After road testing the new suite entitled "A Piece for Assorted Lunatics", the song was recorded in October along with "Any Colour You Like". The piece represents Waters' association with acoustic-tinged ballads, and along with "If" and "Grantchester Meadows", "Brain Damage" uses a simple melody and delivery. David Gilmour actively encouraged Waters to sing the song, even though at this time he wasn't particularly confident about his vocal abilities.

==Themes==
Roger Waters has stated that the insanity-themed lyrics are based on former Floyd frontman Syd Barrett's mental instability, with the line "I'll see you on the dark side of the moon" indicating that he felt related to him in terms of mental idiosyncrasies. The line "And if the band you're in starts playing different tunes..." references Barrett's behaviour near the end of his tenure with the band; because of his mental problems, there were more than a few occasions where Barrett would play a different song than the rest of the band in the middle of a concert. The song has a rather famous opening line, "The lunatic is on the grass...", whereby Waters is referring to areas of turf which display signs saying "Please keep off the grass" with the exaggerated implication that disobeying such signs might indicate insanity. The lyrics' tongue-in-cheek nature is further emphasised by Waters' assertion in the 2003 documentary Classic Albums: Pink Floyd – The Making of The Dark Side of the Moon that not letting people on such beautiful grass was the real insanity. Waters said that the particular patch of grass he had in mind when writing the song was to the rear of King's College, Cambridge.

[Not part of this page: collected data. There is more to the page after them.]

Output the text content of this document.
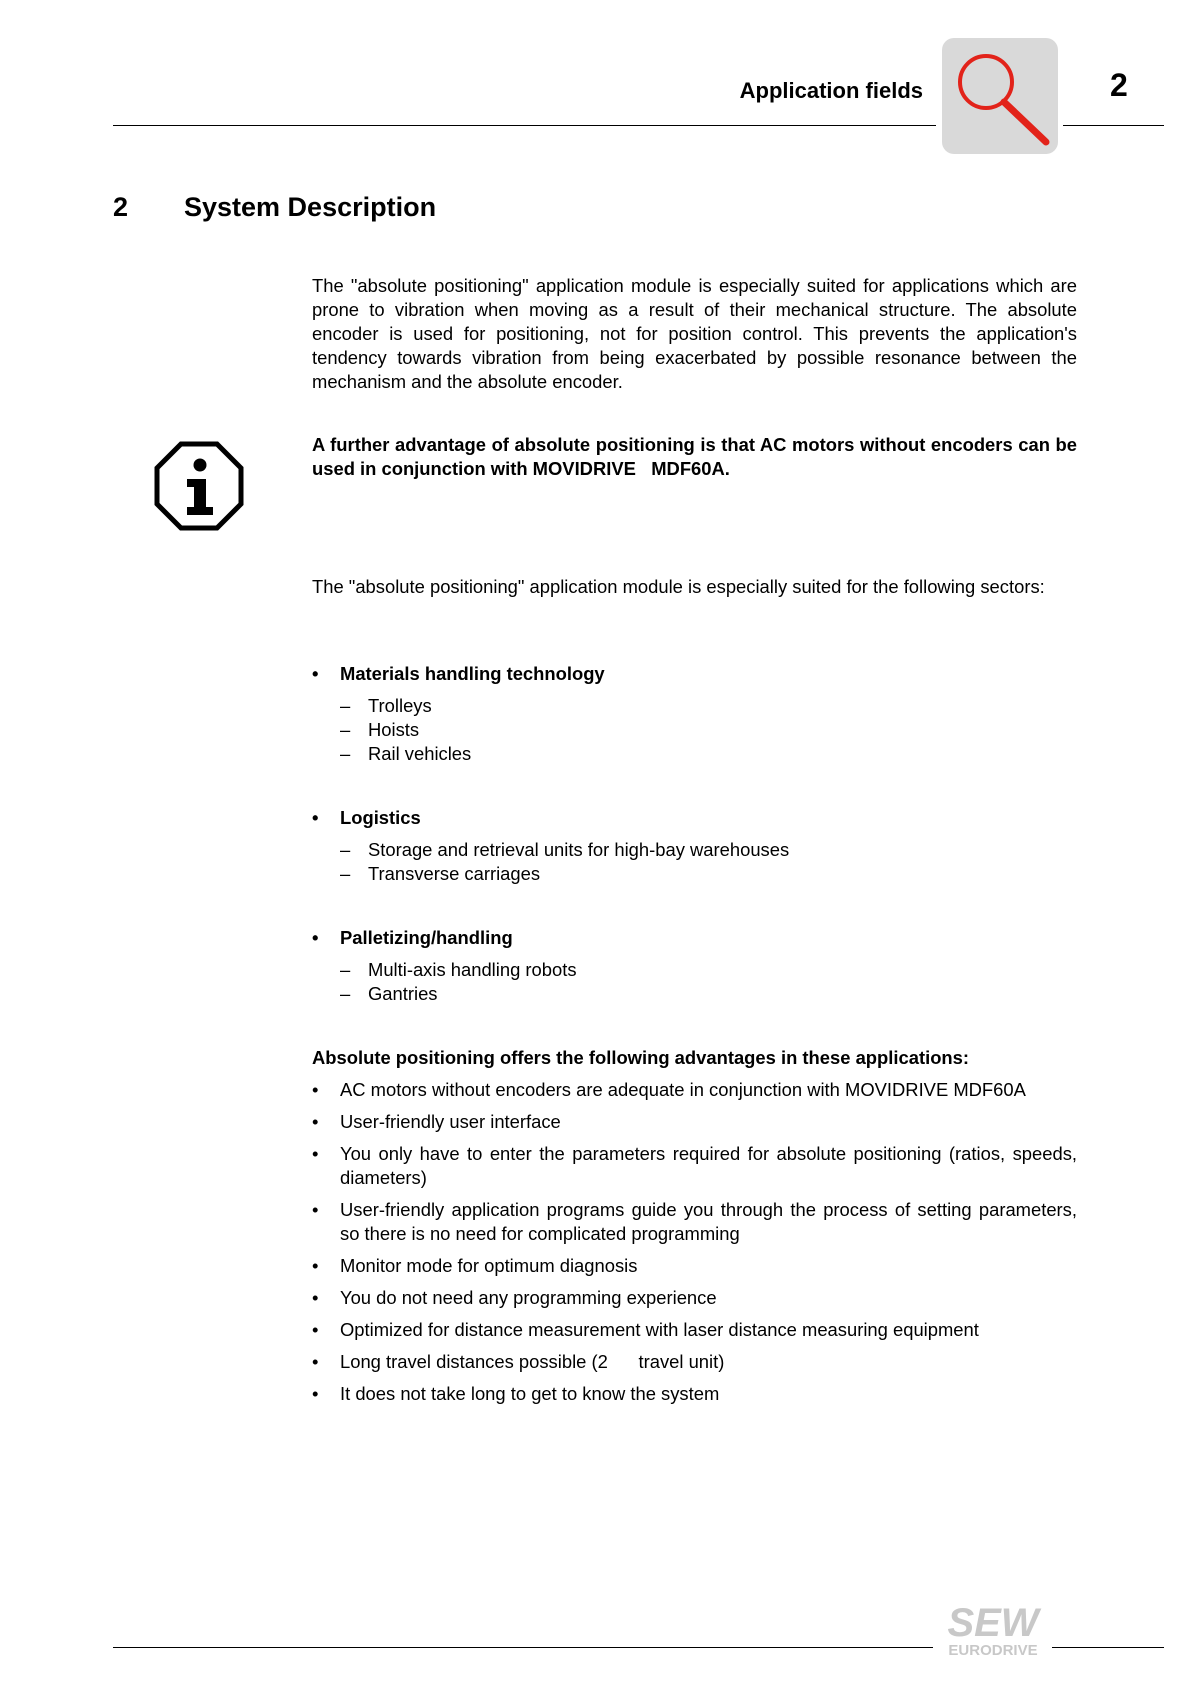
Application fields	2
2 System Description
The "absolute positioning" application module is especially suited for applications which are prone to vibration when moving as a result of their mechanical structure. The absolute encoder is used for positioning, not for position control. This prevents the application's tendency towards vibration from being exacerbated by possible resonance between the mechanism and the absolute encoder.
A further advantage of absolute positioning is that AC motors without encoders can be used in conjunction with MOVIDRIVE   MDF60A.
The "absolute positioning" application module is especially suited for the following sectors:
• Materials handling technology
– Trolleys
– Hoists
– Rail vehicles
• Logistics
– Storage and retrieval units for high-bay warehouses
– Transverse carriages
• Palletizing/handling
– Multi-axis handling robots
– Gantries
Absolute positioning offers the following advantages in these applications:
• AC motors without encoders are adequate in conjunction with MOVIDRIVE MDF60A
• User-friendly user interface
• You only have to enter the parameters required for absolute positioning (ratios, speeds, diameters)
• User-friendly application programs guide you through the process of setting parameters, so there is no need for complicated programming
• Monitor mode for optimum diagnosis
• You do not need any programming experience
• Optimized for distance measurement with laser distance measuring equipment
• Long travel distances possible (2      travel unit)
• It does not take long to get to know the system
SEW
EURODRIVE
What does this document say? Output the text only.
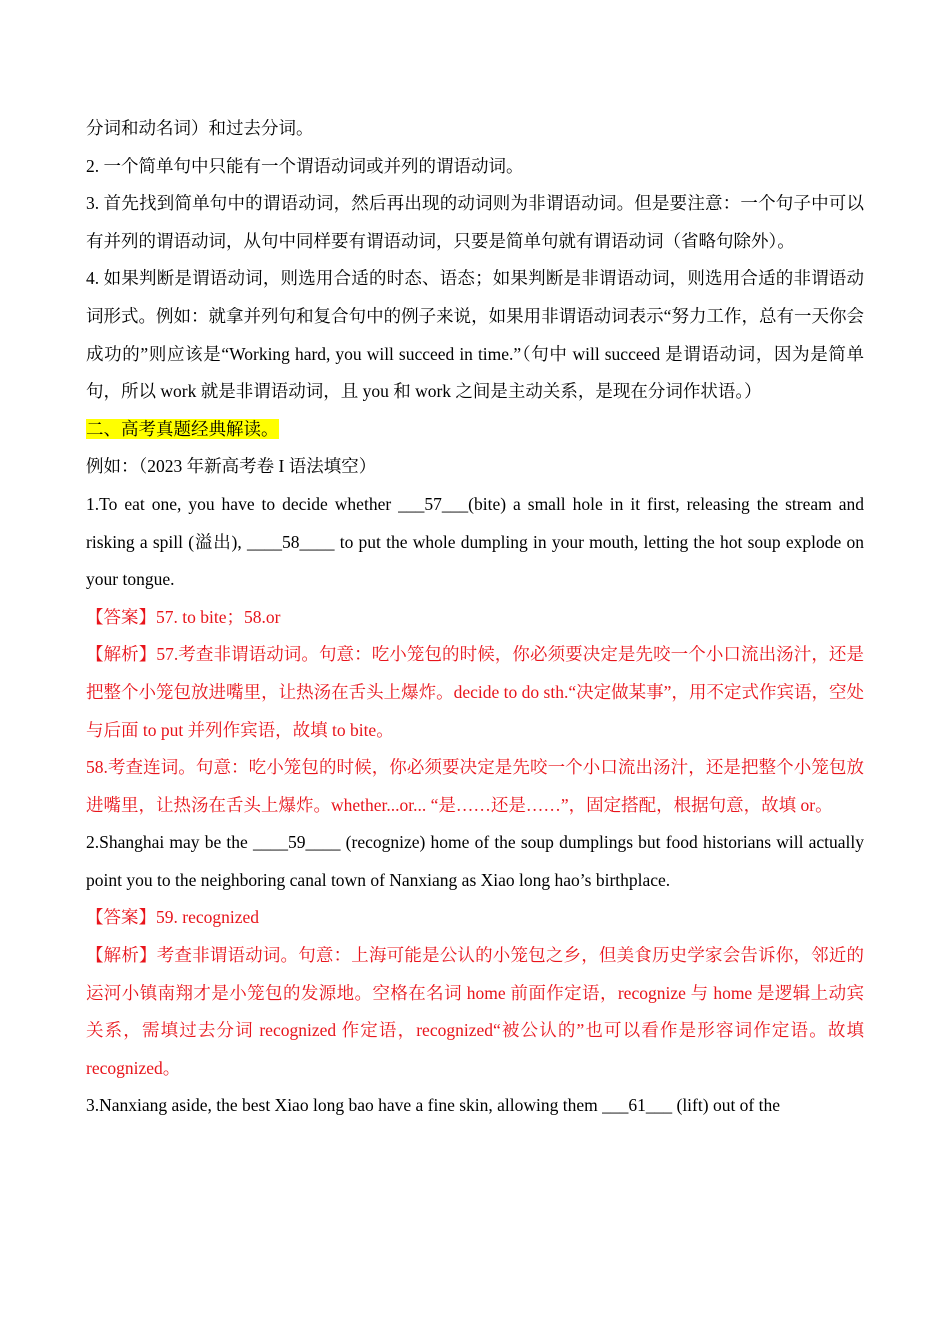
分词和动名词）和过去分词。

2. 一个简单句中只能有一个谓语动词或并列的谓语动词。

3. 首先找到简单句中的谓语动词，然后再出现的动词则为非谓语动词。但是要注意：一个句子中可以有并列的谓语动词，从句中同样要有谓语动词，只要是简单句就有谓语动词（省略句除外）。

4. 如果判断是谓语动词，则选用合适的时态、语态；如果判断是非谓语动词，则选用合适的非谓语动词形式。例如：就拿并列句和复合句中的例子来说，如果用非谓语动词表示“努力工作，总有一天你会成功的”则应该是“Working hard, you will succeed in time.”（句中 will succeed 是谓语动词，因为是简单句，所以 work 就是非谓语动词，且 you 和 work 之间是主动关系，是现在分词作状语。）

二、高考真题经典解读。

例如：（2023 年新高考卷 I 语法填空）

1.To eat one, you have to decide whether ___57___(bite) a small hole in it first, releasing the stream and risking a spill (溢出), ____58____ to put the whole dumpling in your mouth, letting the hot soup explode on your tongue.

【答案】57. to bite；58.or

【解析】57.考查非谓语动词。句意：吃小笼包的时候，你必须要决定是先咬一个小口流出汤汁，还是把整个小笼包放进嘴里，让热汤在舌头上爆炸。decide to do sth.“决定做某事”，用不定式作宾语，空处与后面 to put 并列作宾语，故填 to bite。

58.考查连词。句意：吃小笼包的时候，你必须要决定是先咬一个小口流出汤汁，还是把整个小笼包放进嘴里，让热汤在舌头上爆炸。whether...or... “是……还是……”，固定搭配，根据句意，故填 or。

2.Shanghai may be the ____59____ (recognize) home of the soup dumplings but food historians will actually point you to the neighboring canal town of Nanxiang as Xiao long hao’s birthplace.

【答案】59. recognized

【解析】考查非谓语动词。句意：上海可能是公认的小笼包之乡，但美食历史学家会告诉你，邻近的运河小镇南翔才是小笼包的发源地。空格在名词 home 前面作定语，recognize 与 home 是逻辑上动宾关系，需填过去分词 recognized 作定语，recognized“被公认的”也可以看作是形容词作定语。故填 recognized。

3.Nanxiang aside, the best Xiao long bao have a fine skin, allowing them ___61___ (lift) out of the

The German literary scholar and media theorist Friedrich Kittler attaches great relevance to the song, referring to its lyrics as well as to its technological arrangement. For him, the three verses stage the (sound) technological evolution from mono to stereo, culminating in total, "maddening" surround sound.

In a 2008 paper in Journal of the Association of American Medical Colleges Fusar-Poli and Madini suggest that the song includes avant-garde techniques and philosophical lyrics can be approached and analysed from a psychological perspective. The line "Got to keep the loonies on the path" references the attempt to maintain order and establish sanity. The detached description of a lobotomy is demonstrated in the lines "You raise the blade, you make the change. You re-arrange me 'till I'm sane". The line "I'll see you on the dark side of the moon", which became a famous metaphor of human irrationality, expresses that madness is always present but invisible, waiting to be exposed.

==Versions==
Some releases of Dark Side of the Moon, for example TC-SHVL. 804 (cassette, New Zealand release) and Q4SHVL 804 (quad LP, UK release) have a different mix of "Brain Damage". During the closing instrumental, beginning at about 3:02, after the second chorus and leading into the final track, "Eclipse", only Peter Watts' "lunatic laughing" is heard, repeatedly, unlike other versions which have the speech sample "I can't think of anything to say", then Peter Watts' laugh and another sample "I think it's marvelous (ha ha ha)".

==Personnel==
- Roger Waters – bass guitar, lead vocals, tape effects
- David Gilmour – electric guitars, harmony vocals
- Richard Wright – Hammond organ, EMS VCS 3
- Nick Mason – drums, tubular bells, tape effects

with:

- Lesley Duncan – backing vocals
- Doris Troy – backing vocals
- Barry St. John – backing vocals
- Liza Strike – backing vocals

The uncredited manic laughter is that of Pink Floyd's then-road manager, Peter Watts.

==Certifications==

| Region | Certification | Certified units/sales |
| New Zealand (RMNZ) | Platinum | 30,000^{‡} |
| United Kingdom (BPI) | Silver | 200,000^{‡} |
^{‡} Sales+streaming figures based on certification alone.